Miniature Monkey: small http framework layer built on top of gorilla/mux
Miniature Monkey simply bootstraps a simple http application with gorilla/mux
, adding a couple of endpoints like status and the prometheus metrics handler.
The API
struct offers a set of methods to add endpoints via the BlueprintInterface
abstraction, also you can register Middleware functions
Examples
package main
import (
"context"
"net/http"
"os"
"os/signal"
"syscall"
"time"
"github.com/shipperizer/miniature-monkey/config"
"github.com/shipperizer/miniature-monkey/core"
"github.com/shipperizer/miniature-monkey/utils"
monitoringLibrary "github.com/some/monitoring/library"
)
func main() {
monitor := monitoringLibrary.NewMonitor()
logger := utils.NewLogger("info")
apiCfg := config.NewAPIConfig(
"test-api",
config.NewCORSConfig("google.com"),
monitor,
logger,
)
srv := &http.Server{
Addr: "0.0.0.0:8000",
// Good practice to set timeouts to avoid Slowloris attacks.

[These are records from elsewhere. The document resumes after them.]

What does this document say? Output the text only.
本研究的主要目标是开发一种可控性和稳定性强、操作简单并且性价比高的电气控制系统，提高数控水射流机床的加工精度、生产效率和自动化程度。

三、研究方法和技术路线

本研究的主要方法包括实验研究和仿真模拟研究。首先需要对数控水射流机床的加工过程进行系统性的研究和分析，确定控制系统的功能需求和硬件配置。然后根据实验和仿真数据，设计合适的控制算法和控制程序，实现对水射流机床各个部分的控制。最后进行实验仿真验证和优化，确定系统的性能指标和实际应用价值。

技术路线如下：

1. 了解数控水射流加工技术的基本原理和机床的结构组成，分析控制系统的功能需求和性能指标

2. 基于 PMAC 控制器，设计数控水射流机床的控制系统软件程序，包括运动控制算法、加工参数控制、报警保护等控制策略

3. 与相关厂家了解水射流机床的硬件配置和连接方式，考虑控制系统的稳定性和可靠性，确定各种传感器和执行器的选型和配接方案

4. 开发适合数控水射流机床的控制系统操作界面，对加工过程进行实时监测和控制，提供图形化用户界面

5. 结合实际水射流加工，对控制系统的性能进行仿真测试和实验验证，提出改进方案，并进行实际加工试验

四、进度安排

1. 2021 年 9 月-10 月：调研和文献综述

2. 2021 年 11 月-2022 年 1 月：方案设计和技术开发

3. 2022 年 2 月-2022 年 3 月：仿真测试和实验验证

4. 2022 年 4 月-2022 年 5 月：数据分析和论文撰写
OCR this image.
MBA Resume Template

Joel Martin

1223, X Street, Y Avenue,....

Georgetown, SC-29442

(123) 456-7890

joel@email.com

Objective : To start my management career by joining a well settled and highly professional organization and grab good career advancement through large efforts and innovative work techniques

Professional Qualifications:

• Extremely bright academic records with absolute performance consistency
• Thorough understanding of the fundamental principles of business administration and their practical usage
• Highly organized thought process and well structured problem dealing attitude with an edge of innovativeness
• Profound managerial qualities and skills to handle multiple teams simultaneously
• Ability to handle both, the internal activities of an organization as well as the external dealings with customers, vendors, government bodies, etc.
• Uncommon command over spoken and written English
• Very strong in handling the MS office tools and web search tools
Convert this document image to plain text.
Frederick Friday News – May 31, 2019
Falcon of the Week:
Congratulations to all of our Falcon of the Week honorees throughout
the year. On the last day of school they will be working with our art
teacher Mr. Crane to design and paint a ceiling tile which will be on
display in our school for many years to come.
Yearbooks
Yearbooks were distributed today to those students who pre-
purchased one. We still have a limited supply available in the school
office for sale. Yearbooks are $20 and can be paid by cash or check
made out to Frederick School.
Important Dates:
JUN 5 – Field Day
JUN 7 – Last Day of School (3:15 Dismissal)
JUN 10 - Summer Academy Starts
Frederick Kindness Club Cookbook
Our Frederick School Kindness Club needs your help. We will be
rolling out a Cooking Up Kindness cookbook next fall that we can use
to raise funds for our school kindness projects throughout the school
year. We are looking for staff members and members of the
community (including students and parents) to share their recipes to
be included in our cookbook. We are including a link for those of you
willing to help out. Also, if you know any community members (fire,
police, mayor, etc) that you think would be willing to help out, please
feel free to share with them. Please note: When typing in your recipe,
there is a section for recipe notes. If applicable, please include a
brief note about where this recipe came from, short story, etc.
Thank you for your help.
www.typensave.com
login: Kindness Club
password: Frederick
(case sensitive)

WriteTimeout: time.Second * 15,
ReadTimeout: time.Second * 15,
IdleTimeout: time.Second * 60,
Handler: core.NewApi(apiCfg).Handler(),
}
go func() {
if err := srv.ListenAndServe(); err != nil {
logger.Fatal(err)
}
}()
c := make(chan os.Signal, 1)
signal.Notify(c, os.Interrupt, syscall.SIGTERM, syscall.SIGKILL)
// Block until we receive our signal.
<-c
// Create a deadline to wait for.
ctx, cancel := context.WithTimeout(context.Background(), 15*time.Second)
defer cancel()
// Doesn't block if no connections, but will otherwise wait
// until the timeout deadline.
srv.Shutdown(ctx)
// Optionally, you could run srv.Shutdown in a goroutine and block on
// <-ctx.Done() if your application should wait for other services
// to finalize based on context cancellation.